Por Patrick Smith, nbcnews.
Schlossberg escribió en The New Yorker el 22 de noviembre que tenía leucemia mieloide aguda, con una rara mutación llamada Inversión 3.
Tatiana Schlossberg, la periodista y autora que era nieta de John F. Kennedy, murió después de revelar que le habían diagnosticado cáncer, anunció su familia el martes.
Ella tenía 35 años.
“Nuestra hermosa Tatiana falleció esta mañana. Siempre estará en nuestros corazones”, dijo la familia en una publicación en redes sociales.
Schlossberg escribió en The New Yorker el 22 de noviembre que tenía leucemia mieloide aguda, con una mutación rara llamada Inversión 3. Le diagnosticaron la enfermedad el 25 de mayo de 2024, cuando dio a luz a su segundo hijo y un médico notó su recuento anormalmente alto de glóbulos blancos y ordenó más pruebas, escribió.
Luego pasó cinco semanas en el Hospital Presbiteriano de Columbia en Nueva York antes de comenzar la quimioterapia en casa y luego recibir un trasplante de médula ósea.
“Durante el último ensayo clínico, mi médico me dijo que podría mantenerme viva un año, quizás”, escribió. “Lo primero que pensé fue que mis hijos, cuyos rostros viven permanentemente en el interior de mis párpados, no me recordarían”.

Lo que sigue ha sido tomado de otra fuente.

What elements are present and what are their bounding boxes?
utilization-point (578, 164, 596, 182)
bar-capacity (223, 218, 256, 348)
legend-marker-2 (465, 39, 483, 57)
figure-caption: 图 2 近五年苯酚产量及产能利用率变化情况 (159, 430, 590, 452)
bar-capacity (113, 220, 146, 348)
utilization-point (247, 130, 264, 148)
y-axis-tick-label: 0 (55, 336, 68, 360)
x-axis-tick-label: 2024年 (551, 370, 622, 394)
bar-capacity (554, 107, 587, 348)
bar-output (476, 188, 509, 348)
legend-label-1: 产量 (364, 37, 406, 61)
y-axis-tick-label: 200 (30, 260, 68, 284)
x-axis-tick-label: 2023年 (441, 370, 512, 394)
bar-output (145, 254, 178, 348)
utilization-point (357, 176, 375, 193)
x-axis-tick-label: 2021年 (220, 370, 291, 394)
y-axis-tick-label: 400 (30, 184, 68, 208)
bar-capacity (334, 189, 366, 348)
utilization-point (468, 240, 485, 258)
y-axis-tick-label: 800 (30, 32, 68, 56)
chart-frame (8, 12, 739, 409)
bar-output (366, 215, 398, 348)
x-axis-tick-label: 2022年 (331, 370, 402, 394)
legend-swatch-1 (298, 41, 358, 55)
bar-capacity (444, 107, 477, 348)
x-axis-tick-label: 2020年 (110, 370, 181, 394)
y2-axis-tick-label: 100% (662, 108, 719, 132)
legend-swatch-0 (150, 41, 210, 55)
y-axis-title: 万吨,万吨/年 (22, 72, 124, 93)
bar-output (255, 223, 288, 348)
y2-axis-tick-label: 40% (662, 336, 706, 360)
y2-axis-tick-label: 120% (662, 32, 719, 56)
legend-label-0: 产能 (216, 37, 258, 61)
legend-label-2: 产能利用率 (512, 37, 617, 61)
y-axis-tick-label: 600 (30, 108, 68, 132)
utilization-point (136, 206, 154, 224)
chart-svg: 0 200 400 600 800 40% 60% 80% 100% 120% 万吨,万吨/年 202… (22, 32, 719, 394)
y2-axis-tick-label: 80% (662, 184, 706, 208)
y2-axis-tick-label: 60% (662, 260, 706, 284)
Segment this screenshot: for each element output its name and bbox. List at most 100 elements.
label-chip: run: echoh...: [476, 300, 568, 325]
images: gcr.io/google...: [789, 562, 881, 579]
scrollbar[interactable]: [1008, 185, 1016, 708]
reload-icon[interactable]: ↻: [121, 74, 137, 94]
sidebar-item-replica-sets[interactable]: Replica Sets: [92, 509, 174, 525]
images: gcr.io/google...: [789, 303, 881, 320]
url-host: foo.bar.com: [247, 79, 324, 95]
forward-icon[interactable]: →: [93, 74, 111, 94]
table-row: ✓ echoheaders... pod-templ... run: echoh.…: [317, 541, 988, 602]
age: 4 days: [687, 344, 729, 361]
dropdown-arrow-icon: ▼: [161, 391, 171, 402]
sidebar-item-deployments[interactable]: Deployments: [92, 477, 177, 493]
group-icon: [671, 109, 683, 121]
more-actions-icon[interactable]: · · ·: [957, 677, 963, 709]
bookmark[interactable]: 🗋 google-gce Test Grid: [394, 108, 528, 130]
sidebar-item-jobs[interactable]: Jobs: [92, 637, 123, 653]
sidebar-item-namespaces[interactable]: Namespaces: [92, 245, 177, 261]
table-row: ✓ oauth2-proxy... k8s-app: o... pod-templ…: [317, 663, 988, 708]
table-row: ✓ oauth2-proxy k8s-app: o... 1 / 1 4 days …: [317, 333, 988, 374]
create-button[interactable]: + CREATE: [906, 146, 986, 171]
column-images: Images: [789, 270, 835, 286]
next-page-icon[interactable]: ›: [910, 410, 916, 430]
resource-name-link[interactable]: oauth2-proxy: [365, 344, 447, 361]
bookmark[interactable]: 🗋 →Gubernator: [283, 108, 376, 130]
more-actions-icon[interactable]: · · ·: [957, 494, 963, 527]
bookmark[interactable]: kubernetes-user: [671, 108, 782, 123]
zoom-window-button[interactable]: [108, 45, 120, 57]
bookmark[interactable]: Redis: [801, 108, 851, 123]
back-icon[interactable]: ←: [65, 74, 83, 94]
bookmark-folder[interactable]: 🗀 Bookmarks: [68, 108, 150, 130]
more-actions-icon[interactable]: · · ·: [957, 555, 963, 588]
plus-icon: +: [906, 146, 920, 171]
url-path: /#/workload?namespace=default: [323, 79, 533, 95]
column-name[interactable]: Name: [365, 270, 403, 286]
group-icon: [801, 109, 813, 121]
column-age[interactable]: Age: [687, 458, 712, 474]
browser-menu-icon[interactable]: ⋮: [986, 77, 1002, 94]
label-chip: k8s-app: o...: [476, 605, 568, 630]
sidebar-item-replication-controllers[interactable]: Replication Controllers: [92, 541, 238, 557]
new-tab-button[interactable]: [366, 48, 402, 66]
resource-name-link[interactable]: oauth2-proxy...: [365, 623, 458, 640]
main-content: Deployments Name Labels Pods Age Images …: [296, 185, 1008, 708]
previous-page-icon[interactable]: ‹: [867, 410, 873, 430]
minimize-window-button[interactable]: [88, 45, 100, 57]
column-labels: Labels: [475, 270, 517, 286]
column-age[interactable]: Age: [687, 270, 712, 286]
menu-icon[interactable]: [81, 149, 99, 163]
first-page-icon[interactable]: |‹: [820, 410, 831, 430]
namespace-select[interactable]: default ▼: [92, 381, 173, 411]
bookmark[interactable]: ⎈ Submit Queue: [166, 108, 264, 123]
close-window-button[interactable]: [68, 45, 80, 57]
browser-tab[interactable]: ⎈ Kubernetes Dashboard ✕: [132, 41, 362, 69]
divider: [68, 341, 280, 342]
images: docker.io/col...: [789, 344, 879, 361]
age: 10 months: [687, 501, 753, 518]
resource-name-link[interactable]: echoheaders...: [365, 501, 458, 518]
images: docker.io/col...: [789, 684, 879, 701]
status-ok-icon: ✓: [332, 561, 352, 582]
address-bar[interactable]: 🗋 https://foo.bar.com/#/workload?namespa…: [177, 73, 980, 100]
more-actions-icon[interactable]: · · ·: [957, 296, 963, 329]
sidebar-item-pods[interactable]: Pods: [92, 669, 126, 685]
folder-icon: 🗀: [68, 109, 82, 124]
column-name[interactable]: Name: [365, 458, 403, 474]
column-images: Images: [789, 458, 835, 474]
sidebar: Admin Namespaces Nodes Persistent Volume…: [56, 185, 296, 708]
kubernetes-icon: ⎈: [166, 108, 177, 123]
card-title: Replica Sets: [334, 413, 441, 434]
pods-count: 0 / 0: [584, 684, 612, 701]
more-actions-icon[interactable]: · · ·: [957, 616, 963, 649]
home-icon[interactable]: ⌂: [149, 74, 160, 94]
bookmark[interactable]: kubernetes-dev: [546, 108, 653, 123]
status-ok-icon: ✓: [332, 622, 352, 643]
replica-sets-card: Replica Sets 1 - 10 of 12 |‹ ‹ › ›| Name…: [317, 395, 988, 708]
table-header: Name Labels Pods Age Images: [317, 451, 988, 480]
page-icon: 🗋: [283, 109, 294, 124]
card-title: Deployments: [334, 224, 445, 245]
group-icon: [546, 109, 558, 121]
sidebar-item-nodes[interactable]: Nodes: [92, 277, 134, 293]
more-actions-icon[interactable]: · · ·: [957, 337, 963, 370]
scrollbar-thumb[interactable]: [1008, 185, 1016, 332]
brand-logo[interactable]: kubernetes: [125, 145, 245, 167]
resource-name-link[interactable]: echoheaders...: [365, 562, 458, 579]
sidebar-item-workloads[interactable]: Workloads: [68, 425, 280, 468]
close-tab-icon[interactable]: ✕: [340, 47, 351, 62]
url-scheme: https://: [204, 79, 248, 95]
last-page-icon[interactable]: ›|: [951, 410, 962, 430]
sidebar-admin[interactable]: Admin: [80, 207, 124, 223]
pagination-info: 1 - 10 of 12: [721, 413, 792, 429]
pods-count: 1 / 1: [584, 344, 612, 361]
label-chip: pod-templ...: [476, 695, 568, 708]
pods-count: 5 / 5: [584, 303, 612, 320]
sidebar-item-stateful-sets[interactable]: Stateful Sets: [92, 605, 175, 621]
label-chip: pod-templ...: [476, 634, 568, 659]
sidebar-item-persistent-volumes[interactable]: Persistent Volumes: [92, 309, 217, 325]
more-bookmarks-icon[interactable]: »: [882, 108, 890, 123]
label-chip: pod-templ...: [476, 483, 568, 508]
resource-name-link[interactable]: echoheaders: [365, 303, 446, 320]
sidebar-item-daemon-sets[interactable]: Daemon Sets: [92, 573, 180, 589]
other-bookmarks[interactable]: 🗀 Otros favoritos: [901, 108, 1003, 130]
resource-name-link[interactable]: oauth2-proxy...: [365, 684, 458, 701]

Era hija del artista Edwin Schlossberg y de la diplomática Caroline Kennedy, la hija mayor de John F. Kennedy.
Tatiana Schlossberg fue una periodista ambiental experimentada y respetada, que trabajó para The New York Times y colaboró con publicaciones como The Atlantic y The Washington Post. Su libro, “Consumo discreto: El impacto ambiental que desconoces”, se publicó en 2019.
Para una historia, completó una carrera de esquí de fondo de 30 millas y 7 horas en Wisconsin.
Schlossberg escribió conmovedoramente sobre el costo psicológico de lidiar con una enfermedad terminal mientras se cría una familia joven.
“Quizás mi cerebro esté repasando mi vida ahora porque tengo un diagnóstico terminal, y todos estos recuerdos se perderán. Quizás sea porque no tengo mucho tiempo para crear nuevos, y una parte de mí está buscando en la arena”, dijo.
En su ensayo, reflexionó sobre la incredulidad que sintió al escuchar la noticia, dado su estilo de vida saludable y activo: el día antes de dar a luz, había nadado una milla en una piscina.
Pero en su último ensayo clínico, su médico dijo que “podría mantenerme viva durante un año, tal vez”.